Judith | 25 novembre 2025

«Ils vécurent heureux et eurent beaucoup d’enfants». Cette phrase a fait dû faire plus de dégâts que les coachs de vie sur Instagram. Parce qu’on s’est mis à croire que l’amour était une longue balade en carrosse. Sans bosses. Sans questions. Sans périodes compliquées. C’est exactement ce que Los años nuevos vient bousculer.

Nous sommes au Nouvel An 2015, à Madrid. Dans un bar, elle remarque son air triste et lui offre un verre. Ana et Óscar se rencontrent. La date s’avère aussi celle de leur anniversaire mutuel. Il est le dernier bébé né en 1984. Elle, le premier de 1985. Passant de fête en fête pour ne terminer qu’à deux, la nuit se poursuivra jusqu’au lendemain. Nous voici partis pour dix ans de saga amoureuse, qui va se faire et se défaire au rythme des aléas de la vie. Reprenant le même modèle que la série britannique One Day, chaque épisode se déroule le même jour de l’année: la Saint-Sylvestre.

Saisir l’ordinaire pour en faire quelque chose d’extraordinaire. Voilà ce que réussit le réalisateur espagnol Rodrigo Sorogoyen. Tout est furieusement dans la moyenne. Deux citadins issus d’une classe plutôt bourgeoise, entourés par une famille aimante et des amis fidèles, qui vivent une histoire d’amour hétérosexuelle. Sur une décennie, ils vont traverser des évènements de leur âge: le chômage, le doute, la mort d’un parent. Rien de spectaculaire, mais c’est tout ce qui façonne une existence.

Iria del Río et Francesco Carril forment un duo plein de reliefs, dont le jeu évolue avec beaucoup de finesse. Et cette justesse est portée par une bande-son tout aussi délicieuse. En grande majorité des tubes ibériques de l’époque concernée, qui traverse l’histoire émotionnelle du couple.

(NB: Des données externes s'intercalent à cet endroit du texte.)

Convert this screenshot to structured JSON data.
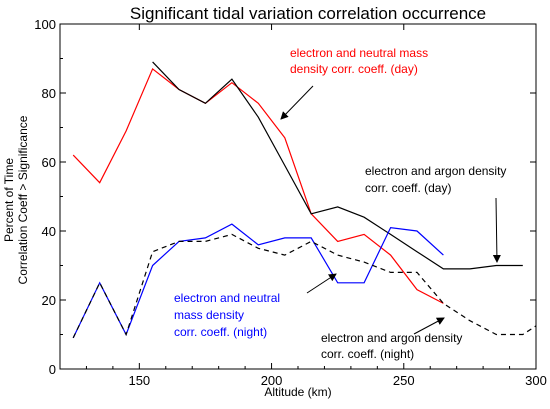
{
  "chart_data": {
    "type": "line",
    "title": "Significant tidal variation correlation occurrence",
    "xlabel": "Altitude (km)",
    "ylabel_lines": [
      "Percent of Time",
      "Correlation Coeff > Significance"
    ],
    "xlim": [
      120,
      300
    ],
    "ylim": [
      0,
      100
    ],
    "x_ticks": [
      150,
      200,
      250,
      300
    ],
    "y_ticks": [
      0,
      20,
      40,
      60,
      80,
      100
    ],
    "grid": false,
    "series": [
      {
        "key": "red",
        "color": "#ff0000",
        "dash": false,
        "points": [
          [
            125,
            62
          ],
          [
            135,
            54
          ],
          [
            145,
            69
          ],
          [
            155,
            87
          ],
          [
            165,
            81
          ],
          [
            175,
            77
          ],
          [
            185,
            83
          ],
          [
            195,
            77
          ],
          [
            205,
            67
          ],
          [
            215,
            45
          ],
          [
            225,
            37
          ],
          [
            235,
            39
          ],
          [
            245,
            33
          ],
          [
            255,
            23
          ],
          [
            265,
            19
          ]
        ]
      },
      {
        "key": "black",
        "color": "#000000",
        "dash": false,
        "points": [
          [
            155,
            89
          ],
          [
            165,
            81
          ],
          [
            175,
            77
          ],
          [
            185,
            84
          ],
          [
            195,
            73
          ],
          [
            205,
            59
          ],
          [
            215,
            45
          ],
          [
            225,
            47
          ],
          [
            235,
            44
          ],
          [
            245,
            39
          ],
          [
            255,
            34
          ],
          [
            265,
            29
          ],
          [
            275,
            29
          ],
          [
            285,
            30
          ],
          [
            295,
            30
          ]
        ]
      },
      {
        "key": "blue",
        "color": "#0000ff",
        "dash": false,
        "points": [
          [
            125,
            9
          ],
          [
            135,
            25
          ],
          [
            145,
            10
          ],
          [
            155,
            30
          ],
          [
            165,
            37
          ],
          [
            175,
            38
          ],
          [
            185,
            42
          ],
          [
            195,
            36
          ],
          [
            205,
            38
          ],
          [
            215,
            38
          ],
          [
            225,
            25
          ],
          [
            235,
            25
          ],
          [
            245,
            41
          ],
          [
            255,
            40
          ],
          [
            265,
            33
          ]
        ]
      },
      {
        "key": "black-dashed",
        "color": "#000000",
        "dash": true,
        "points": [
          [
            125,
            9
          ],
          [
            135,
            25
          ],
          [
            145,
            10
          ],
          [
            155,
            34
          ],
          [
            165,
            37
          ],
          [
            175,
            37
          ],
          [
            185,
            39
          ],
          [
            195,
            35
          ],
          [
            205,
            33
          ],
          [
            215,
            37
          ],
          [
            225,
            33
          ],
          [
            235,
            31
          ],
          [
            245,
            28
          ],
          [
            255,
            28
          ],
          [
            265,
            19
          ],
          [
            275,
            14
          ],
          [
            285,
            10
          ],
          [
            295,
            10
          ],
          [
            305,
            15
          ]
        ]
      }
    ],
    "annotations": [
      {
        "key": "red",
        "color": "#ff0000",
        "lines": [
          "electron and neutral mass",
          "density  corr. coeff. (day)"
        ]
      },
      {
        "key": "black",
        "color": "#000000",
        "lines": [
          "electron and argon density",
          "corr. coeff. (day)"
        ]
      },
      {
        "key": "blue",
        "color": "#0000ff",
        "lines": [
          "electron and neutral",
          "mass density",
          "corr. coeff. (night)"
        ]
      },
      {
        "key": "black-dashed",
        "color": "#000000",
        "lines": [
          "electron and argon density",
          "corr. coeff. (night)"
        ]
      }
    ]
  }
}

Une fresque sérielle qui démontre que l’amour n’est ni linéaire, ni héroïque. Il avance, se fragmente, se réinvente. On plonge au plus près de leur intimité, avec notamment des scènes sexuelles franchement explicites. Mais rien n’est esthétisé, tout est extrêmement vrai.

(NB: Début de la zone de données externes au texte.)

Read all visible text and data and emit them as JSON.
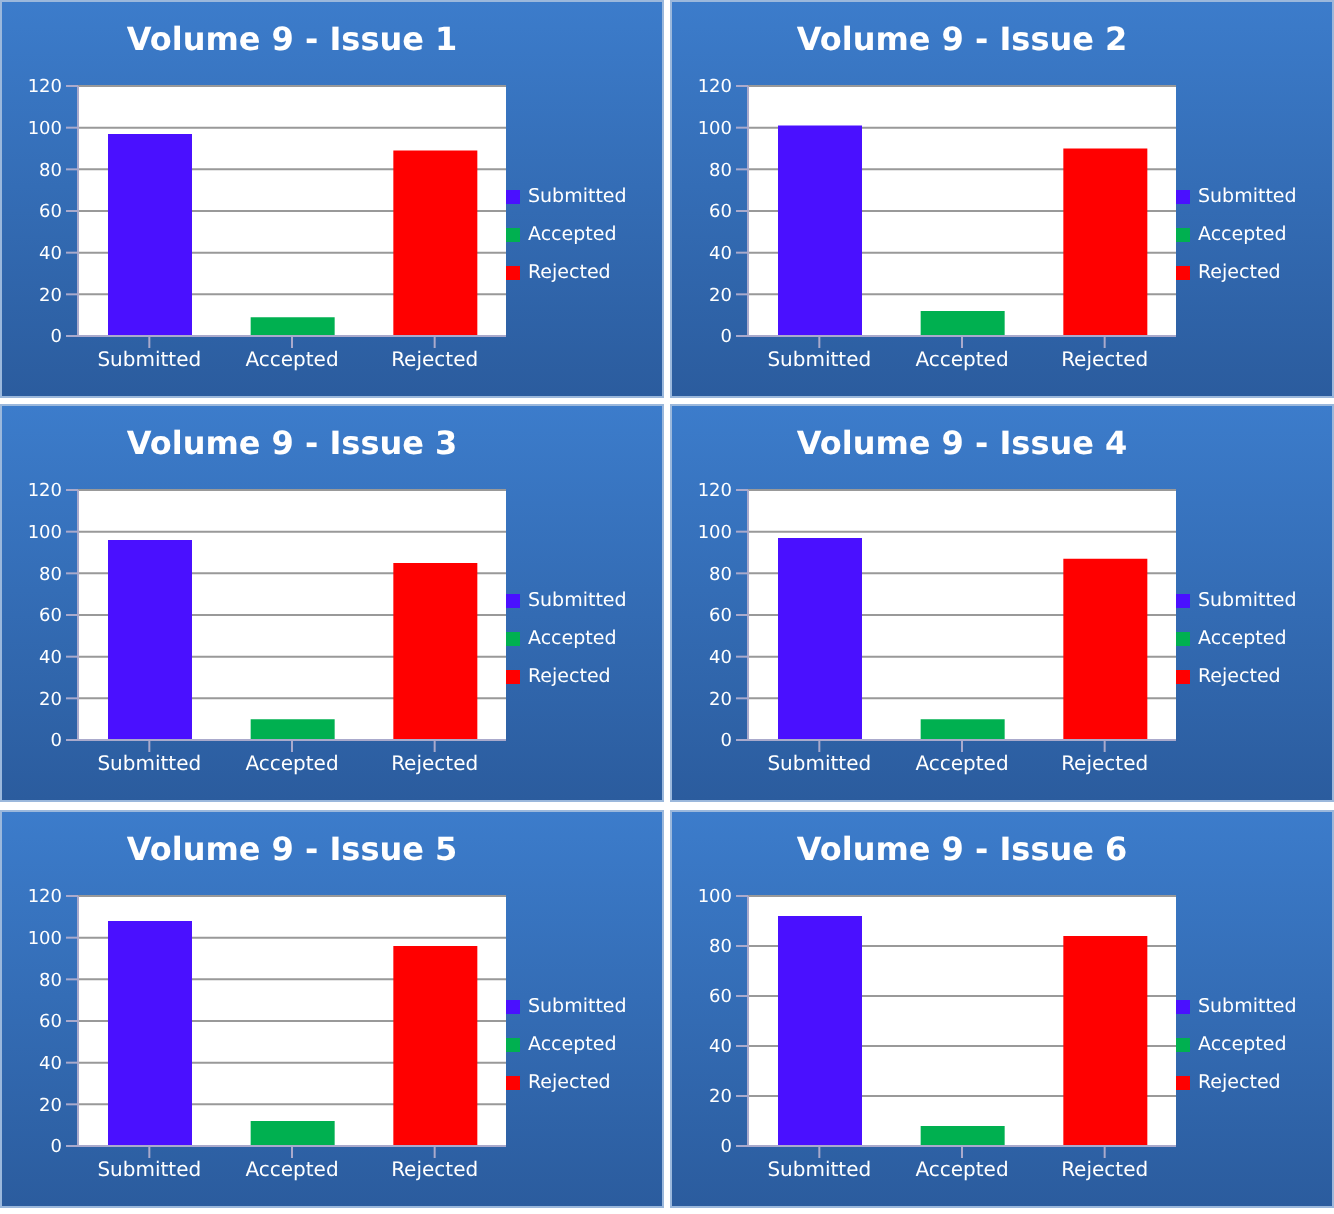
{
  "chart_data": [
    {
      "type": "bar",
      "title": "Volume 9 - Issue 1",
      "categories": [
        "Submitted",
        "Accepted",
        "Rejected"
      ],
      "stacked": true,
      "series": [
        {
          "name": "Submitted",
          "color": "#4a10ff",
          "values": [
            97,
            null,
            null
          ]
        },
        {
          "name": "Accepted",
          "color": "#00b050",
          "values": [
            null,
            9,
            null
          ]
        },
        {
          "name": "Rejected",
          "color": "#ff0000",
          "values": [
            null,
            null,
            89
          ]
        }
      ],
      "ylim": [
        0,
        120
      ],
      "yticks": [
        0,
        20,
        40,
        60,
        80,
        100,
        120
      ],
      "grid": "y",
      "legend": "right"
    },
    {
      "type": "bar",
      "title": "Volume 9 - Issue 2",
      "categories": [
        "Submitted",
        "Accepted",
        "Rejected"
      ],
      "stacked": true,
      "series": [
        {
          "name": "Submitted",
          "color": "#4a10ff",
          "values": [
            101,
            null,
            null
          ]
        },
        {
          "name": "Accepted",
          "color": "#00b050",
          "values": [
            null,
            12,
            null
          ]
        },
        {
          "name": "Rejected",
          "color": "#ff0000",
          "values": [
            null,
            null,
            90
          ]
        }
      ],
      "ylim": [
        0,
        120
      ],
      "yticks": [
        0,
        20,
        40,
        60,
        80,
        100,
        120
      ],
      "grid": "y",
      "legend": "right"
    },
    {
      "type": "bar",
      "title": "Volume 9 - Issue 3",
      "categories": [
        "Submitted",
        "Accepted",
        "Rejected"
      ],
      "stacked": true,
      "series": [
        {
          "name": "Submitted",
          "color": "#4a10ff",
          "values": [
            96,
            null,
            null
          ]
        },
        {
          "name": "Accepted",
          "color": "#00b050",
          "values": [
            null,
            10,
            null
          ]
        },
        {
          "name": "Rejected",
          "color": "#ff0000",
          "values": [
            null,
            null,
            85
          ]
        }
      ],
      "ylim": [
        0,
        120
      ],
      "yticks": [
        0,
        20,
        40,
        60,
        80,
        100,
        120
      ],
      "grid": "y",
      "legend": "right"
    },
    {
      "type": "bar",
      "title": "Volume 9 - Issue 4",
      "categories": [
        "Submitted",
        "Accepted",
        "Rejected"
      ],
      "stacked": true,
      "series": [
        {
          "name": "Submitted",
          "color": "#4a10ff",
          "values": [
            97,
            null,
            null
          ]
        },
        {
          "name": "Accepted",
          "color": "#00b050",
          "values": [
            null,
            10,
            null
          ]
        },
        {
          "name": "Rejected",
          "color": "#ff0000",
          "values": [
            null,
            null,
            87
          ]
        }
      ],
      "ylim": [
        0,
        120
      ],
      "yticks": [
        0,
        20,
        40,
        60,
        80,
        100,
        120
      ],
      "grid": "y",
      "legend": "right"
    },
    {
      "type": "bar",
      "title": "Volume 9 - Issue 5",
      "categories": [
        "Submitted",
        "Accepted",
        "Rejected"
      ],
      "stacked": true,
      "series": [
        {
          "name": "Submitted",
          "color": "#4a10ff",
          "values": [
            108,
            null,
            null
          ]
        },
        {
          "name": "Accepted",
          "color": "#00b050",
          "values": [
            null,
            12,
            null
          ]
        },
        {
          "name": "Rejected",
          "color": "#ff0000",
          "values": [
            null,
            null,
            96
          ]
        }
      ],
      "ylim": [
        0,
        120
      ],
      "yticks": [
        0,
        20,
        40,
        60,
        80,
        100,
        120
      ],
      "grid": "y",
      "legend": "right"
    },
    {
      "type": "bar",
      "title": "Volume 9 - Issue 6",
      "categories": [
        "Submitted",
        "Accepted",
        "Rejected"
      ],
      "stacked": true,
      "series": [
        {
          "name": "Submitted",
          "color": "#4a10ff",
          "values": [
            92,
            null,
            null
          ]
        },
        {
          "name": "Accepted",
          "color": "#00b050",
          "values": [
            null,
            8,
            null
          ]
        },
        {
          "name": "Rejected",
          "color": "#ff0000",
          "values": [
            null,
            null,
            84
          ]
        }
      ],
      "ylim": [
        0,
        100
      ],
      "yticks": [
        0,
        20,
        40,
        60,
        80,
        100
      ],
      "grid": "y",
      "legend": "right"
    }
  ]
}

Et puis, il y a cette signature visuelle qui revient à chaque épisode, sauf le dernier. Un autre couple apparaît quelques secondes, filmé en regard caméra, pendant qu’un personnage de la série l’observe et le commente. Une vignette, comme un clin d’œil, qui rappelle qu’il existe mille manières d’aimer. Le dispositif temporel fonctionne parce qu’il est déstabilisant. Tout paraît à la fois très long et très court. Certains épisodes se concentrent sur une seule scène, quasiment en temps réel. Le quatrième, par exemple, ne montre qu’un repas de famille. Des discussions qui glissent naturellement du rire à la remarque qui pique, en passant par la gêne silencieuse.
Ou le dernier, construit autour d’une seule conversation. On a l’impression de rester suspendus avec eux, dans un instant minuscule qui s’étire… alors qu’une année entière s’est écoulée hors-champ. C’est brillant d’assumer à ce point la lenteur et le détail.

Évidemment, les coupes de cheveux changent, la barbe grisonne et les cernes commencent à se creuser.
Mais le vrai marqueur du temps, ce sont les habitudes. D’abord, l’énergie bat son plein. Les réveillons qui finissent à six heures du matin, des bars bondés, des amis partout. Et puis, on retrouve Óscar et Ana dans des dîners avec leurs parents et des soirées plus calmes pour profiter de la matinée du lendemain. Au milieu de leur trentaine, un voyage à Berlin les emmène dans une boîte de nuit, type Berghain. Un moment charnière durant lequel un décalage s’installe. La fête n’est plus leur quotidien. L’un a envie de plonger dans la quarantaine en douceur, l’autre voudrait encore retenir sa jeunesse quelques temps.

Vient finalement le grand sujet, le big boss final de toute relation amoureuse: la routine.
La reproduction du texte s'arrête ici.